We emphasise that the extreme clinical heterogeneity of the current studies seriously
limits the interpretation of the corresponding meta-analyses. The pooled effect estimates
presented in [Fig. 2] and [Fig. 4] must be viewed with appropriate caution: indeed, these results are not represented
in Conclusions. It should also be noted that ‘[A + B] versus B’ trial design in individualised CAM
therapy has been criticised as being prone to ‘false positive’ results due to ‘non-specific
effects’ of the intervention.[39] Any issues concerning model validity of these current trials—a key attribute, as
previously emphasised[38]
[40]—are unknown at present.
Conclusions
Due to the low quality, the small number and the extreme heterogeneity of studies,
no decisive conclusion is currently possible regarding comparative effectiveness of
IHT on health-related outcomes, assessed within the context of OTP-controlled trials.

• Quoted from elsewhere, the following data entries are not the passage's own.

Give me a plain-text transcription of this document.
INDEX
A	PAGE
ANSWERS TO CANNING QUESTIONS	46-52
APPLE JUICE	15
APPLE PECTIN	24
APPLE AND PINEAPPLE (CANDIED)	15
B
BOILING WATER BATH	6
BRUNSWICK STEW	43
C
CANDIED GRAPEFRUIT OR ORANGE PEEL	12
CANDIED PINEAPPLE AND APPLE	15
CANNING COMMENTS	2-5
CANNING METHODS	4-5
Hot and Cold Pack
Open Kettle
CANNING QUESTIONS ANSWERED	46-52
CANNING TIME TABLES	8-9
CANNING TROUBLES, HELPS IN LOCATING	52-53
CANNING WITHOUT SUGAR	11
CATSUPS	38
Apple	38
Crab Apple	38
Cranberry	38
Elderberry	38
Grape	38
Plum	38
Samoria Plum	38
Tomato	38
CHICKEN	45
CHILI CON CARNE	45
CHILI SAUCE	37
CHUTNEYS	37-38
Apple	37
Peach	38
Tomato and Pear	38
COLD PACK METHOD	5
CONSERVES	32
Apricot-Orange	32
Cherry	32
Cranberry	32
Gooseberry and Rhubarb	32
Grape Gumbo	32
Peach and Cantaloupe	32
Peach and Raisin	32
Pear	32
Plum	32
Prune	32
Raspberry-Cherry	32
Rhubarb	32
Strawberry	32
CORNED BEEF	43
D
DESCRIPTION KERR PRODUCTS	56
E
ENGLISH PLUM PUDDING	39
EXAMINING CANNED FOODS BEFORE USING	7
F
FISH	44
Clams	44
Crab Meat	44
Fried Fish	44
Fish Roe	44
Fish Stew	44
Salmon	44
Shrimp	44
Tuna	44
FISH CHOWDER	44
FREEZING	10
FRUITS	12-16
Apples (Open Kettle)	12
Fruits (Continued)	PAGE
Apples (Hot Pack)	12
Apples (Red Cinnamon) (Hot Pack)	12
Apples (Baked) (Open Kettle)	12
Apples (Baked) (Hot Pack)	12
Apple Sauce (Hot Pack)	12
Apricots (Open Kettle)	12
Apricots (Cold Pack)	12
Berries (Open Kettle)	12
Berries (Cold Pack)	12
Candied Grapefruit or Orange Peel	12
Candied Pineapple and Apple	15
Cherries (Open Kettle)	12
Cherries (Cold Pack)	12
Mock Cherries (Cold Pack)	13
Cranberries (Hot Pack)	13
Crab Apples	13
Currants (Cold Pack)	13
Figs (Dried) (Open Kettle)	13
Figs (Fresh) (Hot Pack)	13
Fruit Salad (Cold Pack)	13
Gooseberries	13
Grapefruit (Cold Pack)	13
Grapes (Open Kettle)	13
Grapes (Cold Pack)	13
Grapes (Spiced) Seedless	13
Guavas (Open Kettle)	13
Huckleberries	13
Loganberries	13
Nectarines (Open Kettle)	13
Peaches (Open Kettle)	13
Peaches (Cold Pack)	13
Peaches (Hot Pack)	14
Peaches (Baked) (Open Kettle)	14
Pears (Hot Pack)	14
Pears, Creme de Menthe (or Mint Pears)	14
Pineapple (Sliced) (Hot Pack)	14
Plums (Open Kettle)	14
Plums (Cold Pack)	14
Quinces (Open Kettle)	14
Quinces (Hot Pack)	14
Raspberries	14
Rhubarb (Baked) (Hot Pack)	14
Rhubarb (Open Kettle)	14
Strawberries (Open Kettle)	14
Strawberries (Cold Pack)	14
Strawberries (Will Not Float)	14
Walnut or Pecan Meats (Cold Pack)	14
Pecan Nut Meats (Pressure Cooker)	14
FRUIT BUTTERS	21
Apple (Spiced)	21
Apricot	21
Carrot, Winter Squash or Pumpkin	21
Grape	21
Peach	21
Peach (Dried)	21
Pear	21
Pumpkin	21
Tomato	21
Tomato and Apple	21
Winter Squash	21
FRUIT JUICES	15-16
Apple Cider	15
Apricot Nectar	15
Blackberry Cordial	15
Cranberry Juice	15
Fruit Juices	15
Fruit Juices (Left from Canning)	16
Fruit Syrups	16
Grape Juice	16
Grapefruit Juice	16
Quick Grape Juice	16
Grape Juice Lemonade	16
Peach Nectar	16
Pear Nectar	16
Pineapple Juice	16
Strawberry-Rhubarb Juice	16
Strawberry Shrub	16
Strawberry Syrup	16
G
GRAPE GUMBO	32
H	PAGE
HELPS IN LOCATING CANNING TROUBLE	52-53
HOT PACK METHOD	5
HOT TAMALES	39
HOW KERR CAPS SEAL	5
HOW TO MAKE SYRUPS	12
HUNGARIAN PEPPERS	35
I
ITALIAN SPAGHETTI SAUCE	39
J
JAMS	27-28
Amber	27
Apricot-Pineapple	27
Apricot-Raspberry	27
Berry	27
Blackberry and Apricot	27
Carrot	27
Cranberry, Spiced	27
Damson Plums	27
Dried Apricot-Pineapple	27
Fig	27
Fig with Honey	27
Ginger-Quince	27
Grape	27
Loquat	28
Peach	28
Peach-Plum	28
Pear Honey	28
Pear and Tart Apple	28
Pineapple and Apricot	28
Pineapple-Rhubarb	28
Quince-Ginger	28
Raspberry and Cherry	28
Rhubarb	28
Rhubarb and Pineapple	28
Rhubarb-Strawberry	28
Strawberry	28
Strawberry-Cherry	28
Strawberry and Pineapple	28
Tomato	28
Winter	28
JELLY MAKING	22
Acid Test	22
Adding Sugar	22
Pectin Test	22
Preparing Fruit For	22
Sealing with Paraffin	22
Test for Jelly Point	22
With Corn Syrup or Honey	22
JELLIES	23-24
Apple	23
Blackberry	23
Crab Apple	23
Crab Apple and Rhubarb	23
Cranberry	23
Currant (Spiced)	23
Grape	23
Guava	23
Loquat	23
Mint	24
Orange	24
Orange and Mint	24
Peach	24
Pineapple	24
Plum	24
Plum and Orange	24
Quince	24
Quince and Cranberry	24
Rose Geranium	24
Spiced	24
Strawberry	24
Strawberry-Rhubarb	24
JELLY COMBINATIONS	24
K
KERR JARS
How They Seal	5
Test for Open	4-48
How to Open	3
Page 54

Generalisability of findings is limited by the variable extent of external validity
observed overall. To date, the highest quality and the most pragmatic study attitude
for RCTs of IHT is associated with the ‘[A + B] versus A’ approach. Future OTP-controlled
trials in homeopathy should promote both internal validity and external validity,
as informed by the domain-based assessments in the present article.